One habit makes this stick: before you act on any line in the read, find the quote. If you cannot, it is a hypothesis, and you either test it against a source the model has not seen or you hold it. Treat the absence of a quote as information, not an inconvenience.
Worked example
IllustrativeIllustrative. A constructed synthesis to show the discipline, not a real engagement.
A B2B scheduling tool wants angles for a retention campaign. The signals pasted in: a dozen G2 reviews, four sales-call transcripts, a churned-customer survey. The naive move is "what do customers want?" and a confident paragraph back. Run through Pass 1 instead and the read comes out tagged:
- [GROUNDED: "I spent 20 minutes rebuilding my week after it dropped my recurring blocks"] Recurring-event reliability is a named, repeated pain — three reviews, one call.
- [GROUNDED: "switched from Calendly because the team view was useless"] Team-visibility is the stated reason several buyers chose this tool over the incumbent.
- [INFERRED] Customers value AI-powered scheduling suggestions. (No signal mentions this — it is the model's prior about what scheduling tools should emphasize in 2026.)

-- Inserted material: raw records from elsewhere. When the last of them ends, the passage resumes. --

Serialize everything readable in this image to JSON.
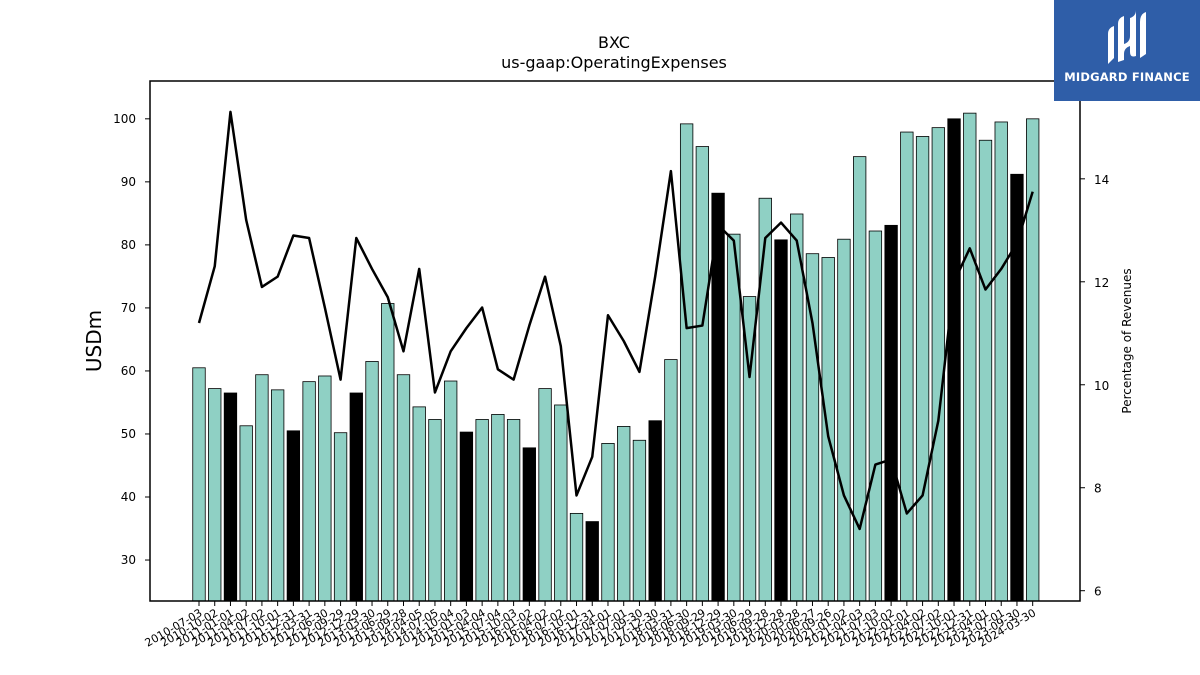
{
  "chart_data": {
    "type": "bar",
    "title": "BXC",
    "subtitle": "us-gaap:OperatingExpenses",
    "ylabel": "USDm",
    "y2label": "Percentage of Revenues",
    "ylim": [
      23.5,
      106
    ],
    "y2lim": [
      5.8,
      15.9
    ],
    "yticks": [
      30,
      40,
      50,
      60,
      70,
      80,
      90,
      100
    ],
    "y2ticks": [
      6,
      8,
      10,
      12,
      14
    ],
    "grid": false,
    "legend": "none",
    "bar_color": "#8fd0c4",
    "highlight_color": "#000000",
    "line_color": "#000000",
    "categories": [
      "2010-07-03",
      "2010-10-02",
      "2011-01-01",
      "2011-04-02",
      "2011-07-02",
      "2011-10-01",
      "2011-12-31",
      "2012-03-31",
      "2012-06-30",
      "2012-09-29",
      "2012-12-29",
      "2013-03-30",
      "2013-06-29",
      "2013-09-28",
      "2014-04-05",
      "2014-07-05",
      "2014-10-04",
      "2015-01-03",
      "2015-04-04",
      "2015-07-04",
      "2015-10-03",
      "2016-01-02",
      "2016-04-02",
      "2016-07-02",
      "2016-10-01",
      "2016-12-31",
      "2017-04-01",
      "2017-07-01",
      "2017-09-30",
      "2017-12-30",
      "2018-03-31",
      "2018-06-30",
      "2018-09-29",
      "2018-12-29",
      "2019-03-30",
      "2019-06-29",
      "2019-09-28",
      "2019-12-28",
      "2020-03-28",
      "2020-06-27",
      "2020-09-26",
      "2021-01-02",
      "2021-04-03",
      "2021-07-03",
      "2021-10-02",
      "2022-01-01",
      "2022-04-02",
      "2022-07-02",
      "2022-10-01",
      "2022-12-31",
      "2023-04-01",
      "2023-07-01",
      "2023-09-30",
      "2024-03-30"
    ],
    "xticklabels_shown": [
      "2010-07-03",
      "2010-10-02",
      "2011-01-01",
      "2011-04-02",
      "2011-07-02",
      "2011-10-01",
      "2011-12-31",
      "2012-03-31",
      "2012-06-30",
      "2012-09-29",
      "2012-12-29",
      "2013-03-30",
      "2013-06-29",
      "2013-09-28",
      "2014-04-05",
      "2014-07-05",
      "2014-10-04",
      "2015-01-03",
      "2015-04-04",
      "2015-07-04",
      "2015-10-03",
      "2016-01-02",
      "2016-04-02",
      "2016-07-02",
      "2016-10-01",
      "2016-12-31",
      "2017-04-01",
      "2017-07-01",
      "2017-09-30",
      "2017-12-30",
      "2018-03-31",
      "2018-06-30",
      "2018-09-29",
      "2018-12-29",
      "2019-03-30",
      "2019-06-29",
      "2019-09-28",
      "2019-12-28",
      "2020-03-28",
      "2020-06-27",
      "2020-09-26",
      "2021-01-02",
      "2021-04-03",
      "2021-07-03",
      "2021-10-02",
      "2022-01-01",
      "2022-04-02",
      "2022-07-02",
      "2022-10-01",
      "2022-12-31",
      "2023-04-01",
      "2023-07-01",
      "2023-09-30",
      "2024-03-30"
    ],
    "bar_values": [
      60.5,
      57.2,
      56.5,
      51.3,
      59.4,
      57.0,
      50.5,
      58.3,
      59.2,
      50.2,
      56.5,
      61.5,
      70.7,
      59.4,
      54.3,
      52.3,
      58.4,
      50.3,
      52.3,
      53.1,
      52.3,
      47.8,
      57.2,
      54.6,
      37.4,
      36.1,
      48.5,
      51.2,
      49.0,
      52.1,
      61.8,
      99.2,
      95.6,
      88.2,
      81.7,
      71.8,
      87.4,
      80.8,
      84.9,
      78.6,
      78.0,
      80.9,
      94.0,
      82.2,
      83.1,
      97.9,
      97.2,
      98.6,
      100.0,
      100.9,
      96.6,
      99.5,
      91.2,
      100.0
    ],
    "highlight": [
      false,
      false,
      true,
      false,
      false,
      false,
      true,
      false,
      false,
      false,
      true,
      false,
      false,
      false,
      false,
      false,
      false,
      true,
      false,
      false,
      false,
      true,
      false,
      false,
      false,
      true,
      false,
      false,
      false,
      true,
      false,
      false,
      false,
      true,
      false,
      false,
      false,
      true,
      false,
      false,
      false,
      false,
      false,
      false,
      true,
      false,
      false,
      false,
      true,
      false,
      false,
      false,
      true,
      false
    ],
    "pct_revenues": [
      11.2,
      12.3,
      15.3,
      13.2,
      11.9,
      12.1,
      12.9,
      12.85,
      11.5,
      10.1,
      12.85,
      12.25,
      11.7,
      10.65,
      12.25,
      9.85,
      10.65,
      11.1,
      11.5,
      10.3,
      10.1,
      11.15,
      12.1,
      10.75,
      7.85,
      8.6,
      11.35,
      10.85,
      10.25,
      12.1,
      14.15,
      11.1,
      11.15,
      13.1,
      12.8,
      10.15,
      12.85,
      13.15,
      12.8,
      11.2,
      9.0,
      7.85,
      7.2,
      8.45,
      8.55,
      7.5,
      7.85,
      9.3,
      12.0,
      12.65,
      11.85,
      12.25,
      12.75,
      13.75
    ]
  },
  "logo": {
    "text": "MIDGARD FINANCE"
  }
}
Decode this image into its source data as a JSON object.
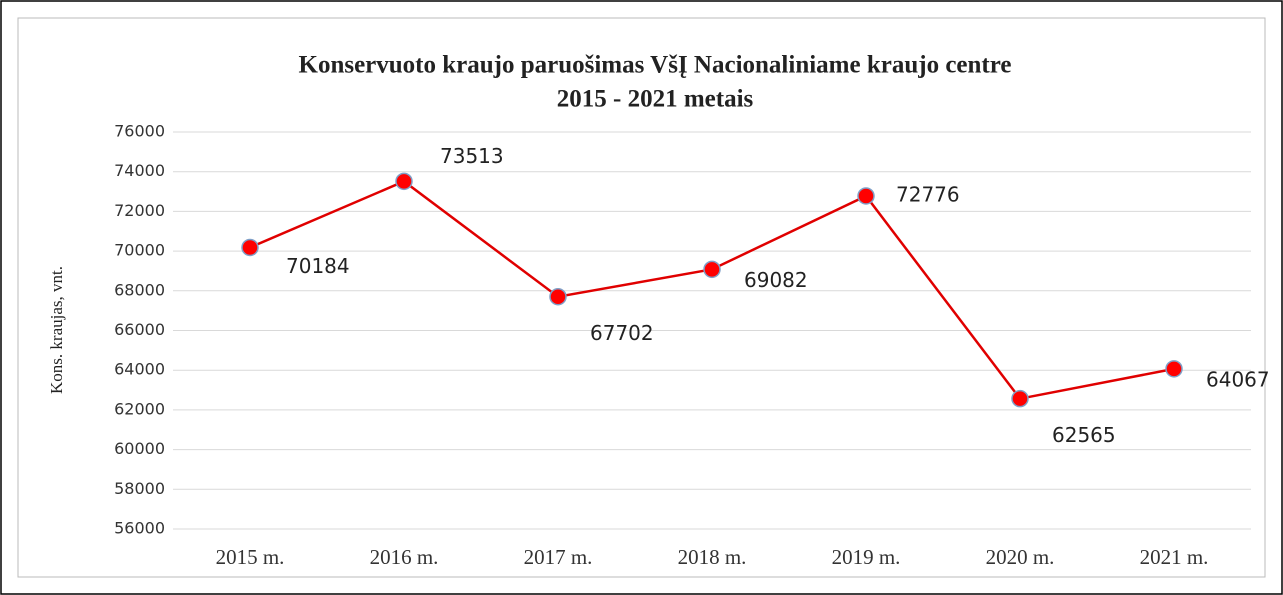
{
  "chart_data": {
    "type": "line",
    "title": [
      "Konservuoto kraujo paruošimas VšĮ Nacionaliniame kraujo centre",
      "2015 - 2021 metais"
    ],
    "y_label": "Kons. kraujas, vnt.",
    "categories": [
      "2015 m.",
      "2016 m.",
      "2017 m.",
      "2018 m.",
      "2019 m.",
      "2020 m.",
      "2021 m."
    ],
    "series": [
      {
        "name": "Kons. kraujas",
        "color": "#e00000",
        "marker_color": "#ff0000",
        "marker_edge": "#7f9fc7",
        "values": [
          70184,
          73513,
          67702,
          69082,
          72776,
          62565,
          64067
        ]
      }
    ],
    "ylim": [
      56000,
      76000
    ],
    "yticks": [
      56000,
      58000,
      60000,
      62000,
      64000,
      66000,
      68000,
      70000,
      72000,
      74000,
      76000
    ],
    "grid": true
  }
}
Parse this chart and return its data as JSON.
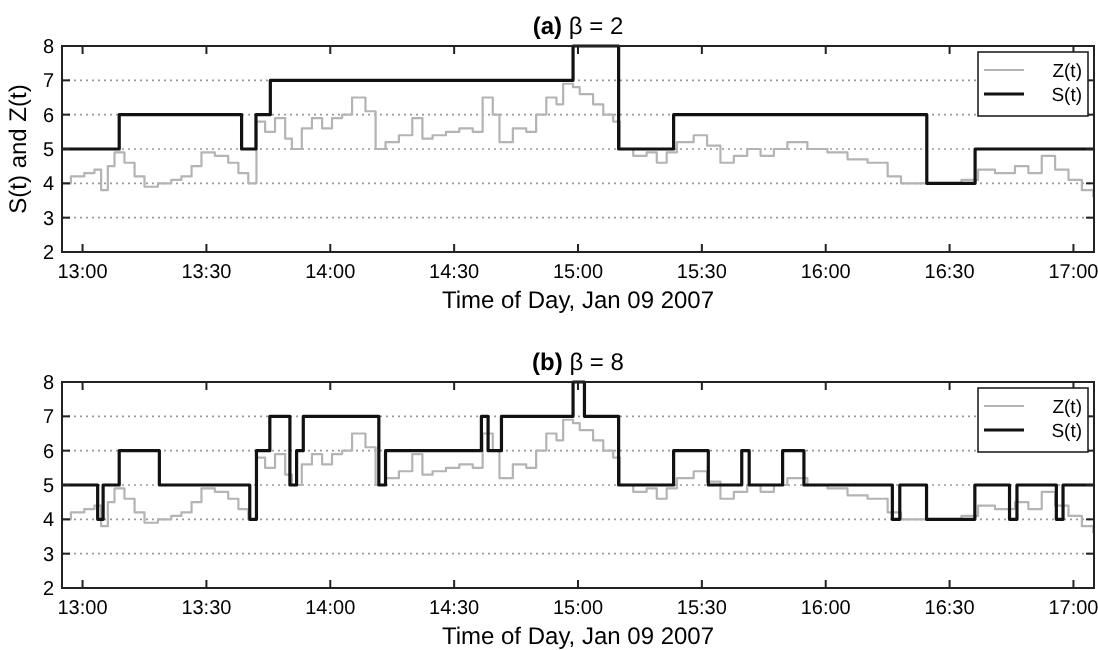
{
  "chart_data": [
    {
      "type": "step",
      "title": "(a) β = 2",
      "xlabel": "Time of Day, Jan 09 2007",
      "ylabel": "S(t) and Z(t)",
      "xlim": [
        12.917,
        17.083
      ],
      "ylim": [
        2,
        8
      ],
      "yticks": [
        2,
        3,
        4,
        5,
        6,
        7,
        8
      ],
      "xticks": [
        {
          "value": 13,
          "label": "13:00"
        },
        {
          "value": 13.5,
          "label": "13:30"
        },
        {
          "value": 14,
          "label": "14:00"
        },
        {
          "value": 14.5,
          "label": "14:30"
        },
        {
          "value": 15,
          "label": "15:00"
        },
        {
          "value": 15.5,
          "label": "15:30"
        },
        {
          "value": 16,
          "label": "16:00"
        },
        {
          "value": 16.5,
          "label": "16:30"
        },
        {
          "value": 17,
          "label": "17:00"
        }
      ],
      "grid": "y",
      "legend": "top right",
      "series": [
        {
          "name": "Z(t)",
          "color": "#b4b4b4",
          "x": [
            12.917,
            12.953,
            13.007,
            13.048,
            13.075,
            13.102,
            13.129,
            13.169,
            13.21,
            13.25,
            13.304,
            13.358,
            13.399,
            13.44,
            13.48,
            13.534,
            13.588,
            13.629,
            13.669,
            13.702,
            13.737,
            13.777,
            13.818,
            13.845,
            13.885,
            13.926,
            13.967,
            14.007,
            14.048,
            14.088,
            14.142,
            14.183,
            14.223,
            14.277,
            14.331,
            14.372,
            14.413,
            14.467,
            14.521,
            14.575,
            14.615,
            14.656,
            14.683,
            14.737,
            14.791,
            14.831,
            14.872,
            14.913,
            14.94,
            14.98,
            15.007,
            15.061,
            15.102,
            15.142,
            15.169,
            15.223,
            15.277,
            15.318,
            15.358,
            15.399,
            15.467,
            15.521,
            15.575,
            15.629,
            15.683,
            15.737,
            15.791,
            15.845,
            15.926,
            16.007,
            16.088,
            16.169,
            16.25,
            16.304,
            16.385,
            16.467,
            16.548,
            16.615,
            16.683,
            16.764,
            16.818,
            16.872,
            16.926,
            16.98,
            17.034,
            17.08
          ],
          "values": [
            4.0,
            4.2,
            4.3,
            4.4,
            3.8,
            4.5,
            4.9,
            4.6,
            4.2,
            3.9,
            4.0,
            4.1,
            4.2,
            4.5,
            4.9,
            4.8,
            4.6,
            4.3,
            4.0,
            5.8,
            5.5,
            5.9,
            5.3,
            5.0,
            5.6,
            5.9,
            5.6,
            5.9,
            6.0,
            6.5,
            6.1,
            5.0,
            5.2,
            5.4,
            5.9,
            5.3,
            5.4,
            5.5,
            5.6,
            5.5,
            6.5,
            6.0,
            5.2,
            5.6,
            5.5,
            6.0,
            6.5,
            6.3,
            6.9,
            6.8,
            6.6,
            6.3,
            6.0,
            5.8,
            5.0,
            4.8,
            4.9,
            4.6,
            4.9,
            5.2,
            5.4,
            5.1,
            4.6,
            4.8,
            5.0,
            4.8,
            5.0,
            5.2,
            5.0,
            4.9,
            4.7,
            4.6,
            4.2,
            4.0,
            4.0,
            4.0,
            4.1,
            4.4,
            4.3,
            4.5,
            4.3,
            4.8,
            4.4,
            4.1,
            3.8,
            3.6
          ]
        },
        {
          "name": "S(t)",
          "color": "#111111",
          "x": [
            12.917,
            13.148,
            13.642,
            13.7,
            13.758,
            14.98,
            15.164,
            15.386,
            16.408,
            16.603,
            17.083
          ],
          "values": [
            5,
            6,
            5,
            6,
            7,
            8,
            5,
            6,
            4,
            5,
            5
          ]
        }
      ]
    },
    {
      "type": "step",
      "title": "(b) β = 8",
      "xlabel": "Time of Day, Jan 09 2007",
      "xlim": [
        12.917,
        17.083
      ],
      "ylim": [
        2,
        8
      ],
      "yticks": [
        2,
        3,
        4,
        5,
        6,
        7,
        8
      ],
      "xticks": [
        {
          "value": 13,
          "label": "13:00"
        },
        {
          "value": 13.5,
          "label": "13:30"
        },
        {
          "value": 14,
          "label": "14:00"
        },
        {
          "value": 14.5,
          "label": "14:30"
        },
        {
          "value": 15,
          "label": "15:00"
        },
        {
          "value": 15.5,
          "label": "15:30"
        },
        {
          "value": 16,
          "label": "16:00"
        },
        {
          "value": 16.5,
          "label": "16:30"
        },
        {
          "value": 17,
          "label": "17:00"
        }
      ],
      "grid": "y",
      "legend": "top right",
      "series": [
        {
          "name": "Z(t)",
          "color": "#b4b4b4",
          "x": [
            12.917,
            12.953,
            13.007,
            13.048,
            13.075,
            13.102,
            13.129,
            13.169,
            13.21,
            13.25,
            13.304,
            13.358,
            13.399,
            13.44,
            13.48,
            13.534,
            13.588,
            13.629,
            13.669,
            13.702,
            13.737,
            13.777,
            13.818,
            13.845,
            13.885,
            13.926,
            13.967,
            14.007,
            14.048,
            14.088,
            14.142,
            14.183,
            14.223,
            14.277,
            14.331,
            14.372,
            14.413,
            14.467,
            14.521,
            14.575,
            14.615,
            14.656,
            14.683,
            14.737,
            14.791,
            14.831,
            14.872,
            14.913,
            14.94,
            14.98,
            15.007,
            15.061,
            15.102,
            15.142,
            15.169,
            15.223,
            15.277,
            15.318,
            15.358,
            15.399,
            15.467,
            15.521,
            15.575,
            15.629,
            15.683,
            15.737,
            15.791,
            15.845,
            15.926,
            16.007,
            16.088,
            16.169,
            16.25,
            16.304,
            16.385,
            16.467,
            16.548,
            16.615,
            16.683,
            16.764,
            16.818,
            16.872,
            16.926,
            16.98,
            17.034,
            17.08
          ],
          "values": [
            4.0,
            4.2,
            4.3,
            4.4,
            3.8,
            4.5,
            4.9,
            4.6,
            4.2,
            3.9,
            4.0,
            4.1,
            4.2,
            4.5,
            4.9,
            4.8,
            4.6,
            4.3,
            4.0,
            5.8,
            5.5,
            5.9,
            5.3,
            5.0,
            5.6,
            5.9,
            5.6,
            5.9,
            6.0,
            6.5,
            6.1,
            5.0,
            5.2,
            5.4,
            5.9,
            5.3,
            5.4,
            5.5,
            5.6,
            5.5,
            6.5,
            6.0,
            5.2,
            5.6,
            5.5,
            6.0,
            6.5,
            6.3,
            6.9,
            6.8,
            6.6,
            6.3,
            6.0,
            5.8,
            5.0,
            4.8,
            4.9,
            4.6,
            4.9,
            5.2,
            5.4,
            5.1,
            4.6,
            4.8,
            5.0,
            4.8,
            5.0,
            5.2,
            5.0,
            4.9,
            4.7,
            4.6,
            4.2,
            4.0,
            4.0,
            4.0,
            4.1,
            4.4,
            4.3,
            4.5,
            4.3,
            4.8,
            4.4,
            4.1,
            3.8,
            3.6
          ]
        },
        {
          "name": "S(t)",
          "color": "#111111",
          "x": [
            12.917,
            13.061,
            13.083,
            13.148,
            13.31,
            13.675,
            13.702,
            13.756,
            13.837,
            13.864,
            13.891,
            14.196,
            14.223,
            14.61,
            14.637,
            14.691,
            14.98,
            15.026,
            15.164,
            15.386,
            15.526,
            15.661,
            15.691,
            15.826,
            15.912,
            16.269,
            16.299,
            16.407,
            16.602,
            16.742,
            16.772,
            16.931,
            16.958,
            17.083
          ],
          "values": [
            5,
            4,
            5,
            6,
            5,
            4,
            6,
            7,
            5,
            6,
            7,
            5,
            6,
            7,
            6,
            7,
            8,
            7,
            5,
            6,
            5,
            6,
            5,
            6,
            5,
            4,
            5,
            4,
            5,
            4,
            5,
            4,
            5,
            5
          ]
        }
      ]
    }
  ]
}
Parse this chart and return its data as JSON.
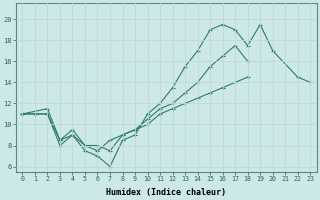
{
  "xlabel": "Humidex (Indice chaleur)",
  "bg_color": "#cde8e8",
  "grid_color": "#c0d8d8",
  "line_color": "#2e7b6e",
  "xlim": [
    -0.5,
    23.5
  ],
  "ylim": [
    5.5,
    21.5
  ],
  "xticks": [
    0,
    1,
    2,
    3,
    4,
    5,
    6,
    7,
    8,
    9,
    10,
    11,
    12,
    13,
    14,
    15,
    16,
    17,
    18,
    19,
    20,
    21,
    22,
    23
  ],
  "yticks": [
    6,
    8,
    10,
    12,
    14,
    16,
    18,
    20
  ],
  "line1_x": [
    0,
    1,
    2,
    3,
    4,
    5,
    6,
    7,
    8,
    9,
    10,
    11,
    12,
    13,
    14,
    15,
    16,
    17,
    18,
    19,
    20,
    22,
    23
  ],
  "line1_y": [
    11,
    11,
    11,
    8,
    9,
    7.5,
    7,
    6,
    8.5,
    9,
    11,
    12,
    13.5,
    15.5,
    17,
    19,
    19.5,
    19,
    17.5,
    19.5,
    17,
    14.5,
    14
  ],
  "line2_x": [
    0,
    1,
    2,
    3,
    4,
    5,
    6,
    7,
    8,
    9,
    10,
    11,
    12,
    13,
    14,
    15,
    16,
    17,
    18,
    19,
    20,
    22,
    23
  ],
  "line2_y": [
    11,
    11,
    11,
    8.5,
    9,
    8,
    7.5,
    8.5,
    9,
    9.5,
    10.5,
    11.5,
    12,
    13,
    14,
    15.5,
    16.5,
    17.5,
    16,
    null,
    null,
    null,
    null
  ],
  "line3_x": [
    0,
    2,
    3,
    4,
    5,
    6,
    7,
    8,
    9,
    10,
    11,
    12,
    13,
    14,
    15,
    16,
    17,
    18,
    20,
    22,
    23
  ],
  "line3_y": [
    11,
    11.5,
    8.5,
    9.5,
    8,
    8,
    7.5,
    9,
    9.5,
    10,
    11,
    11.5,
    12,
    12.5,
    13,
    13.5,
    14,
    14.5,
    null,
    null,
    null
  ]
}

That third line is the trap, caught. Nobody in the signals asked for AI suggestions; the model surfaced it because the average article about scheduling software now leads with AI. Shipped unchecked, it becomes a campaign about a feature nobody named, broadcasting the category average. Tagged as inferred, it drops out of the angle pass.
Pass 2, drawing only from the grounded claims, returns angles spanning reliability, the switching-from-Calendly story, and the team-view differentiator. Two candidates survive selection. One leans on the team-visibility switching reason — strong, but several competitors run the same comparison. The other rests on the recurring-event pain in the customer's own words: "It remembers your recurring blocks, so a dropped sync never costs you a Monday morning." That one wins selection because it traces to the most-repeated grounded pain and uses language no competitor is using, since no competitor mined these specific reviews. The angle is non-generic for a concrete reason — it inherited a verified, proprietary pain that the research pass surfaced and the verification pass confirmed.